12-28-2019 09:24 AM - edited 12-28-2019 09:25 AM
I am inferring a block ram with SystemVerilog code. I want the BRAM's optional output registers to be used. Synthesis gets me exactly that, but during implementation Vivado pulls the registers out of the BRAM into seperate flip-flops which kills timing.
I am adhering to the recommended language template, initializing to 0 and not using a reset. I also read several threads discussing similar problems and no workable solution is offered there for an inferred block ram. How can I force Vivado to keep the output registers in the BRAM?

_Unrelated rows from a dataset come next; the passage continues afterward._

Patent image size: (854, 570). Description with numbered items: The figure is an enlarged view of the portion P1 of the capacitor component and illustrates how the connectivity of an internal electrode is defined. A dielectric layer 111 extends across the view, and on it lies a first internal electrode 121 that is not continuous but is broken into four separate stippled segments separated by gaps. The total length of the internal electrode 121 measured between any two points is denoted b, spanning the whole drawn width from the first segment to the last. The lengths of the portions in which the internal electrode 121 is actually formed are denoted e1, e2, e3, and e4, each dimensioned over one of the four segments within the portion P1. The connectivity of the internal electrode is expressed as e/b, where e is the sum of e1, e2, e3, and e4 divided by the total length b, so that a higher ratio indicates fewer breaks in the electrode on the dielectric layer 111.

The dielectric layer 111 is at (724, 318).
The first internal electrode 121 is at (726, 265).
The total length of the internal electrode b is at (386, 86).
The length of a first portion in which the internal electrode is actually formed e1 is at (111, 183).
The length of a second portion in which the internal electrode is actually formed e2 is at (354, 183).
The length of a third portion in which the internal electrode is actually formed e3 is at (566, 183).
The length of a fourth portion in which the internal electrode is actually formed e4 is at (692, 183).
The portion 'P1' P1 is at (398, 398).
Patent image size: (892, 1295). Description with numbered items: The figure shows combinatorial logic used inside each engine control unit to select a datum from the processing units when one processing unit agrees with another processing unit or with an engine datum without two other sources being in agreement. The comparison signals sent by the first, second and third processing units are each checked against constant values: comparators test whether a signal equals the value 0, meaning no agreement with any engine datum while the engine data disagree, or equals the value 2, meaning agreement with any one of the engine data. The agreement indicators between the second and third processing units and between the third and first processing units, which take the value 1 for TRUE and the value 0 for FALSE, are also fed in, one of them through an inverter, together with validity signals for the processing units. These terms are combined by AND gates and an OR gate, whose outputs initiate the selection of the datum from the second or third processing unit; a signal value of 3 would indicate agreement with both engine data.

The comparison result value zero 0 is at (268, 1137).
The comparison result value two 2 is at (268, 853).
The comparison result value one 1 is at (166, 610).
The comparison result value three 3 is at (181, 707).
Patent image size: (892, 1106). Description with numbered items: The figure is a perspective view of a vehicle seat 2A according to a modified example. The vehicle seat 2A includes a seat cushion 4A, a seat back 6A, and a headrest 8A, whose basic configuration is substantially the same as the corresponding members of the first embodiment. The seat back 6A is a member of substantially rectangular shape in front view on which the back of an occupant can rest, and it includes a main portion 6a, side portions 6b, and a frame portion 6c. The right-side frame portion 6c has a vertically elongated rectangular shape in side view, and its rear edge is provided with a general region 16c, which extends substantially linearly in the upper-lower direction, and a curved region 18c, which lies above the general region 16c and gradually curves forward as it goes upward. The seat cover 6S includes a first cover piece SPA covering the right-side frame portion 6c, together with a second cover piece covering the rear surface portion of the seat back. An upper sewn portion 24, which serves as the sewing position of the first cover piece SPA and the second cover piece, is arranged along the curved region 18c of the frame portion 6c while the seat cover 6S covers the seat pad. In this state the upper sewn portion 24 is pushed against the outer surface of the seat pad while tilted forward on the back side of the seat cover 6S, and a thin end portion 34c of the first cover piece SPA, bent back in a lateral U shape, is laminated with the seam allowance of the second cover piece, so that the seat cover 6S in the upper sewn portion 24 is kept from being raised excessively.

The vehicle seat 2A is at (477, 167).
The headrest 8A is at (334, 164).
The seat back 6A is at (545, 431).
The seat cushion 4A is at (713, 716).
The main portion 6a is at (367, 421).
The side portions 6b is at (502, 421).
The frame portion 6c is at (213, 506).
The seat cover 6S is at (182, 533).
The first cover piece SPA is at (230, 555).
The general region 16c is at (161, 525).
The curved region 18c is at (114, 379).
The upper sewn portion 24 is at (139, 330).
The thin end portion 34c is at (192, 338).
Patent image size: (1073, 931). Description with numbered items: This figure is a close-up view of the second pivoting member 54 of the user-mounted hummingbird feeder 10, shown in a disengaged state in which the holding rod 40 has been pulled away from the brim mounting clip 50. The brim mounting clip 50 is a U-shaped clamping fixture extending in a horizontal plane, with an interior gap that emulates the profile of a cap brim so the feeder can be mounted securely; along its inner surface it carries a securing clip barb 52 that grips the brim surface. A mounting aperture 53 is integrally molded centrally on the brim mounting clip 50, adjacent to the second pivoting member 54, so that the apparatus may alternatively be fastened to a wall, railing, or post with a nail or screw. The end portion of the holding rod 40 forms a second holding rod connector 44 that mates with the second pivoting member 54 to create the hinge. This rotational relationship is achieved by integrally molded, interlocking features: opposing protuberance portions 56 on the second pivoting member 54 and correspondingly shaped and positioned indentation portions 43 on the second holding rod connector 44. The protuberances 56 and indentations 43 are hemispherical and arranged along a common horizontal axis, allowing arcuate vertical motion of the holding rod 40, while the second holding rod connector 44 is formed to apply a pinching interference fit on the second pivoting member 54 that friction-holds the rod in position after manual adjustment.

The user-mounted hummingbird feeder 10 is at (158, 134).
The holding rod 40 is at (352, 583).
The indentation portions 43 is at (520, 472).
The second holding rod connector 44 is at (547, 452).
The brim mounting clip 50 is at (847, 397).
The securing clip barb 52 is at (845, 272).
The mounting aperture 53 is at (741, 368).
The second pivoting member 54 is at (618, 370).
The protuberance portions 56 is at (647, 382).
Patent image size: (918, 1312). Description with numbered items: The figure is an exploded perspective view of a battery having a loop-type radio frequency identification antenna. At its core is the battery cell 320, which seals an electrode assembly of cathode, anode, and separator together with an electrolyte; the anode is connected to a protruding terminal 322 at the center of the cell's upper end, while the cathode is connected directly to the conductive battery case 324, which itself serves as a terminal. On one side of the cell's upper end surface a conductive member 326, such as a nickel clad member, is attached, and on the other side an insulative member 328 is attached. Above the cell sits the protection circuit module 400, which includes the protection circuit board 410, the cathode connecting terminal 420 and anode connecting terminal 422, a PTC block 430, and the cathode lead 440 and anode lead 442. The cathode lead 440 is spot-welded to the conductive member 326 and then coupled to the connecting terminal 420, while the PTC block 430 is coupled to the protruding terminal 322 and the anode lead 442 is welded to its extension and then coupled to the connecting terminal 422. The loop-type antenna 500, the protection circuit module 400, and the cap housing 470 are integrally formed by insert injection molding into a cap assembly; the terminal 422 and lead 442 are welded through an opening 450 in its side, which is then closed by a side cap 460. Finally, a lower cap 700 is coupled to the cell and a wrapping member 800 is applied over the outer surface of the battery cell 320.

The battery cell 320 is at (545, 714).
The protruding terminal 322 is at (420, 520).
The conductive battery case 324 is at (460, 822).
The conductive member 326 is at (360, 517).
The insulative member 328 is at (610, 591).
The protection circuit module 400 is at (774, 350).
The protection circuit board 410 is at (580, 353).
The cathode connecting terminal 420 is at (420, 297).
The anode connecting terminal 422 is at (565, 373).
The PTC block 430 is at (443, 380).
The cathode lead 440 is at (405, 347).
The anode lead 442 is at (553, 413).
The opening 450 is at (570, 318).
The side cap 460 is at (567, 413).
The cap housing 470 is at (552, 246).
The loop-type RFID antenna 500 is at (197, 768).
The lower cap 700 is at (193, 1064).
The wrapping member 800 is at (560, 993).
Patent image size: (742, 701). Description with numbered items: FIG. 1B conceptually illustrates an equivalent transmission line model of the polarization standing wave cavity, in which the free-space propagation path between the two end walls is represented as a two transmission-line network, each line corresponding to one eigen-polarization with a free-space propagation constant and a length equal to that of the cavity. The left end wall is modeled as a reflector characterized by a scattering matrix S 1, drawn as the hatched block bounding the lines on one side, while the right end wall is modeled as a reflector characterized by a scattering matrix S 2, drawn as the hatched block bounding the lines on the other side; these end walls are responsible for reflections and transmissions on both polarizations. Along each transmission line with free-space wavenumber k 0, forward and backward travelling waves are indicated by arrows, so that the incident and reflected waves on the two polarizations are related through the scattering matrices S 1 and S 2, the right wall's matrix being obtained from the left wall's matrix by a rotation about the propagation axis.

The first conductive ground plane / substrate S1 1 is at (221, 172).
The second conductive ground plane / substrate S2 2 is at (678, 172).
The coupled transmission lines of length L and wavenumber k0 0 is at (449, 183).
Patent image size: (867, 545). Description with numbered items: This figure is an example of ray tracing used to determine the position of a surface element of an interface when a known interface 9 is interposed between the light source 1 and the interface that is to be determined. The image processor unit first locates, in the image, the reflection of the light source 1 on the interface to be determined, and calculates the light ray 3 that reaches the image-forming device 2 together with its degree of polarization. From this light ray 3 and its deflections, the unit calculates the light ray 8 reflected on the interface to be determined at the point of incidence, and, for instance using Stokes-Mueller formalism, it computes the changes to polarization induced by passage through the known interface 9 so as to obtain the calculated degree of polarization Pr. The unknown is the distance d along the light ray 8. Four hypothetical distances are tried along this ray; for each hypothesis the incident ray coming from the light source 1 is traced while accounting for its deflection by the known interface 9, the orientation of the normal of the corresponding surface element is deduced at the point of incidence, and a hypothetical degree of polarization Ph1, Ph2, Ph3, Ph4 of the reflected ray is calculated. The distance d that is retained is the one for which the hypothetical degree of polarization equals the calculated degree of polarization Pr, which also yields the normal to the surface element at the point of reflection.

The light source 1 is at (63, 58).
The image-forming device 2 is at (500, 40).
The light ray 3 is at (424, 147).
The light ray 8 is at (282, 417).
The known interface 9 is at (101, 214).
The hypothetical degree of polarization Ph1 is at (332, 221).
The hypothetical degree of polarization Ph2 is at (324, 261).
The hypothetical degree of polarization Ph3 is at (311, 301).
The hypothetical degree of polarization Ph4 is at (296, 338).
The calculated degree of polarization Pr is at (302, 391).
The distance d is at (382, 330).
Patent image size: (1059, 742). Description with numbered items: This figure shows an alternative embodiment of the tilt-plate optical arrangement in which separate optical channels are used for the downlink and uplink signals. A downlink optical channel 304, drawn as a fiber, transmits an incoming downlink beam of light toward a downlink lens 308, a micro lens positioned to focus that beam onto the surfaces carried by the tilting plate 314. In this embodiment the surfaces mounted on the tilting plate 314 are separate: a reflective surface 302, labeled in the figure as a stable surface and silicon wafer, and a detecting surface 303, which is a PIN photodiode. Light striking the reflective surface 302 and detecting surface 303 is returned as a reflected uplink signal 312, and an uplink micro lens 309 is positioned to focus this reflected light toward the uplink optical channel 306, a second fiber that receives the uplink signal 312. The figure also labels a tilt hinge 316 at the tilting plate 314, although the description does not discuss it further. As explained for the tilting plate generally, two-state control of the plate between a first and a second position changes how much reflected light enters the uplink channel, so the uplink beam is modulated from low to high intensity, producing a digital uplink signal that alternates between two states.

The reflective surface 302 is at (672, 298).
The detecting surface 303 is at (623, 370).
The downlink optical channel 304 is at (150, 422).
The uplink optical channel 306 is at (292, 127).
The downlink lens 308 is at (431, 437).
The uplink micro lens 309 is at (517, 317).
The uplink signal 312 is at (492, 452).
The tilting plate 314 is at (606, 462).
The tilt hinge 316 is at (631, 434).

module wram #(parameter adr_width = 11, data_width = 16, pipeline_delay = 2 // 1 = only synchronous ram, 2 = additional output register )( input clk, input we, input [adr_width-1 : 0] wadr, input [data_width-1 : 0] di, input [adr_width-1 : 0] radr1, output [data_width-1 : 0] do1 ); if ((pipeline_delay != 1) && (pipeline_delay != 2)) $error("pipeline_delay must be 1 or 2"); reg [data_width-1 : 0] mem_do; // ram data output reg [data_width-1 : 0] outreg = 0; // output register (or wire to mem_do) logic [data_width-1:0] mem [(2**adr_width)-1:0]; always_ff @(posedge clk) begin if (we) mem[wadr] <= di; // write operation mem_do <= mem[radr1]; // read operation (synchronous) end; always_ff @(posedge clk) begin outreg <= mem_do; // output register end; generate if (pipeline_delay == 2) assign do1 = outreg; // use output regsiter else assign do1 = mem_do; // bypass output register endgenerate; endmodule
12-28-2019 10:58 AM - edited 12-28-2019 11:00 AM
whats the device your targeting ?
Can you check that the output register of the bram can be initialised to 0 at start up, I though only LUT registers could be initialised like this .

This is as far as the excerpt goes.